Scottish birth control activist and philanthropist

Fenella Paton or Fenella Crombie (29 January 1901 – 21 October 1949) was a philanthropist and pioneer of women. She founded the first birth control clinic in Aberdeen.

== Early life ==
Paton was born in London to Minna Wason and John W. Crombie.

She was born into a political family. Her father was a Liberal MP for Kincardineshire and her grandfather was Liberal MP Eugene Wason.

Paton married John David Paton, of Grandhome, in 1923. They resided in Aberdeen and had two sons and four daughters.

== Aberdeen Women's Welfare Centre ==
Inspired by Marie Stopes work, Paton founded the Aberdeen Women's Welfare Centre in 1926. It provided advice on birth control to local women.

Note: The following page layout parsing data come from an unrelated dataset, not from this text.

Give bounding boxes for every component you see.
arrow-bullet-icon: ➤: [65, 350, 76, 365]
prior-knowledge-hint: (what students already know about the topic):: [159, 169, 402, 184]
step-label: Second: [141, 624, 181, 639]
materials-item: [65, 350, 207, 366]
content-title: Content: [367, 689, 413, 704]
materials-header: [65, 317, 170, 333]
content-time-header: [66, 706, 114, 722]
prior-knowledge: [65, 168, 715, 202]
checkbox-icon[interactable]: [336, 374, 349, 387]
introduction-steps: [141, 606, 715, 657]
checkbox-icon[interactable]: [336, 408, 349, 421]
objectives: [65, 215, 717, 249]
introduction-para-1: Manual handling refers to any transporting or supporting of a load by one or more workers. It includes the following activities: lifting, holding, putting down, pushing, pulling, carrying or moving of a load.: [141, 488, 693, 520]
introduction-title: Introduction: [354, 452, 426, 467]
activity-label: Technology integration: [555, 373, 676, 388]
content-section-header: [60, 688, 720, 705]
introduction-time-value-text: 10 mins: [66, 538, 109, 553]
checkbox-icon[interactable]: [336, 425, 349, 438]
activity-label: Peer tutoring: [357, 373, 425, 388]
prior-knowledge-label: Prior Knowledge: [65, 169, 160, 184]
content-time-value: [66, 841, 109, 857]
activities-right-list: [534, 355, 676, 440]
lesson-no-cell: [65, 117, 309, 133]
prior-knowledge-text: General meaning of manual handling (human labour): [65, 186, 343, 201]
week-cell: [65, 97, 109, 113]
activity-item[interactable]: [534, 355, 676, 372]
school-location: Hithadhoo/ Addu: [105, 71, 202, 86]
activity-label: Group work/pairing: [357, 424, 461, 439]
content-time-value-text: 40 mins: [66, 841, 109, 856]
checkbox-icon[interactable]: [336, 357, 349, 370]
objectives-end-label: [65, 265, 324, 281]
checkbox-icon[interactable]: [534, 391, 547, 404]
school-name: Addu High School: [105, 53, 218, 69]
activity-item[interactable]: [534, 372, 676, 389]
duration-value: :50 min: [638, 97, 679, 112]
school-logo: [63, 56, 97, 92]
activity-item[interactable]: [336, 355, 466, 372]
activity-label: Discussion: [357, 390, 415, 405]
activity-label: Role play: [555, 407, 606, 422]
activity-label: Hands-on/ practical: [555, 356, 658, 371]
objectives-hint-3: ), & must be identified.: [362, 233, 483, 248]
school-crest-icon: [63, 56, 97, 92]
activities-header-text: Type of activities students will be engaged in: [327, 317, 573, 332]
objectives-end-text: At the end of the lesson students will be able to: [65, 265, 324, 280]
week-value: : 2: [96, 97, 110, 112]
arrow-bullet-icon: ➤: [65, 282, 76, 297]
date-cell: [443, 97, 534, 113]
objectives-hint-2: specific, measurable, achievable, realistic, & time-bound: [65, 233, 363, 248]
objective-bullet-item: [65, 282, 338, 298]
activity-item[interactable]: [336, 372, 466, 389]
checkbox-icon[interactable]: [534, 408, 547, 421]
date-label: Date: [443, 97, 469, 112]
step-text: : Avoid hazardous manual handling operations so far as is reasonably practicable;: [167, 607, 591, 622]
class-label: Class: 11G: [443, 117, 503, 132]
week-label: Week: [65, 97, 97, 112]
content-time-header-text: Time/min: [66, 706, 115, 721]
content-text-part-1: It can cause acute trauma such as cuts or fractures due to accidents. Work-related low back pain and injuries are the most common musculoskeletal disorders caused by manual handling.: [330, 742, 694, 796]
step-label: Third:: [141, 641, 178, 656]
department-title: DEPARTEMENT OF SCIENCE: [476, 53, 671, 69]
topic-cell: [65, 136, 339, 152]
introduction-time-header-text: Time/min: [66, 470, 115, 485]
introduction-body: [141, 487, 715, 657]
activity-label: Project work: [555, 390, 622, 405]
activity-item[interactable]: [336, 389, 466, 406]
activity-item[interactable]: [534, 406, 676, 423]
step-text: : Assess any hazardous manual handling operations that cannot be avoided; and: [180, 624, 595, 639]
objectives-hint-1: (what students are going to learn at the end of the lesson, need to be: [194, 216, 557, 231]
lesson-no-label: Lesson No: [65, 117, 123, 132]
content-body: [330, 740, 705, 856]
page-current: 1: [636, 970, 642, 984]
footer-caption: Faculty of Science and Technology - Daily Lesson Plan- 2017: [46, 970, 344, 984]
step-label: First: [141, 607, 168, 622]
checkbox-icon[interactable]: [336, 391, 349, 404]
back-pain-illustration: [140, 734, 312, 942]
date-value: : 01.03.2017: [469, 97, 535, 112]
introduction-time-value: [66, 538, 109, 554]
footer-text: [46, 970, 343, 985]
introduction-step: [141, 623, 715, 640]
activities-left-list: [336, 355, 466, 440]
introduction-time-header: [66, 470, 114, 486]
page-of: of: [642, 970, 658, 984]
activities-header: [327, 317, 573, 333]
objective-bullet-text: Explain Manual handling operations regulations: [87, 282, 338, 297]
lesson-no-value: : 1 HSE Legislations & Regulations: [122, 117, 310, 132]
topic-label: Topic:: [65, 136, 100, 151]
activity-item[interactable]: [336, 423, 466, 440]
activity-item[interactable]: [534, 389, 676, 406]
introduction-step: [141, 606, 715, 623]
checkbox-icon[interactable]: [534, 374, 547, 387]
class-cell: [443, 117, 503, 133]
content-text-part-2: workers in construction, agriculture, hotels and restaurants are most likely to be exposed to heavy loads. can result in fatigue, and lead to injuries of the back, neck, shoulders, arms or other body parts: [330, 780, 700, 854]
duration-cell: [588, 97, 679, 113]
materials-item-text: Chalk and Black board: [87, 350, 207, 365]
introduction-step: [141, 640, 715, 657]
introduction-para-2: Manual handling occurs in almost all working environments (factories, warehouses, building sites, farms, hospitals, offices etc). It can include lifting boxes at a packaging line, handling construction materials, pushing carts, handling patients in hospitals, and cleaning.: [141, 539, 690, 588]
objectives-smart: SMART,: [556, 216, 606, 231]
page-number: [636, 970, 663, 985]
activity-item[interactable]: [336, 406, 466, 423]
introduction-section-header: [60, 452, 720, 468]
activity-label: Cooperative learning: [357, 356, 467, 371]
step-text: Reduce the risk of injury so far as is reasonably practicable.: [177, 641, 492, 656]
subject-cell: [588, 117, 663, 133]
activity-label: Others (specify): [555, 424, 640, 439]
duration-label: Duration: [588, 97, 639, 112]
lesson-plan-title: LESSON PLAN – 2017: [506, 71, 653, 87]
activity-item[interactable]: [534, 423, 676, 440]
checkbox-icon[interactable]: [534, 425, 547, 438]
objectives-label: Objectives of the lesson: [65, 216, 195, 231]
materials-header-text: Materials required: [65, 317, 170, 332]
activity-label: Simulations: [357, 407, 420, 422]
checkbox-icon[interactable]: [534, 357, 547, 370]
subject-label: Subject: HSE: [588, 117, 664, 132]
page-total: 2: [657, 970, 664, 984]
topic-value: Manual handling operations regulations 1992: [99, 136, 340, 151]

Paton ran the clinic along with volunteers. Initially the team consisted of a family doctor, Dr Florence Malcolm, and a Nurse, Mrs Rae. Although the clinic was not associated with Marie Stopes' organisation, Paton and Stopes corresponded and Stopes visited the clinic in 1933. After this visit, Dr Kathleen Fraser was appointed.

The clinic was funded by Paton, her mother, and friends. In 1935, Aberdeen City Council started to partially fund the centre. The clinic was funded by Paton until 1948, when it was transferred to the National Health Service.

Paton was also director of the Maternity Hospital and of Aberdeen Royal Infirmary.

== Philanthropy ==
Paton was a member of several charities and organisations in Aberdeen, including the YWCA.

She was praised for her involvement in St Katherine's Community Club, which helped girls from working-class backgrounds by organising social and educational activities.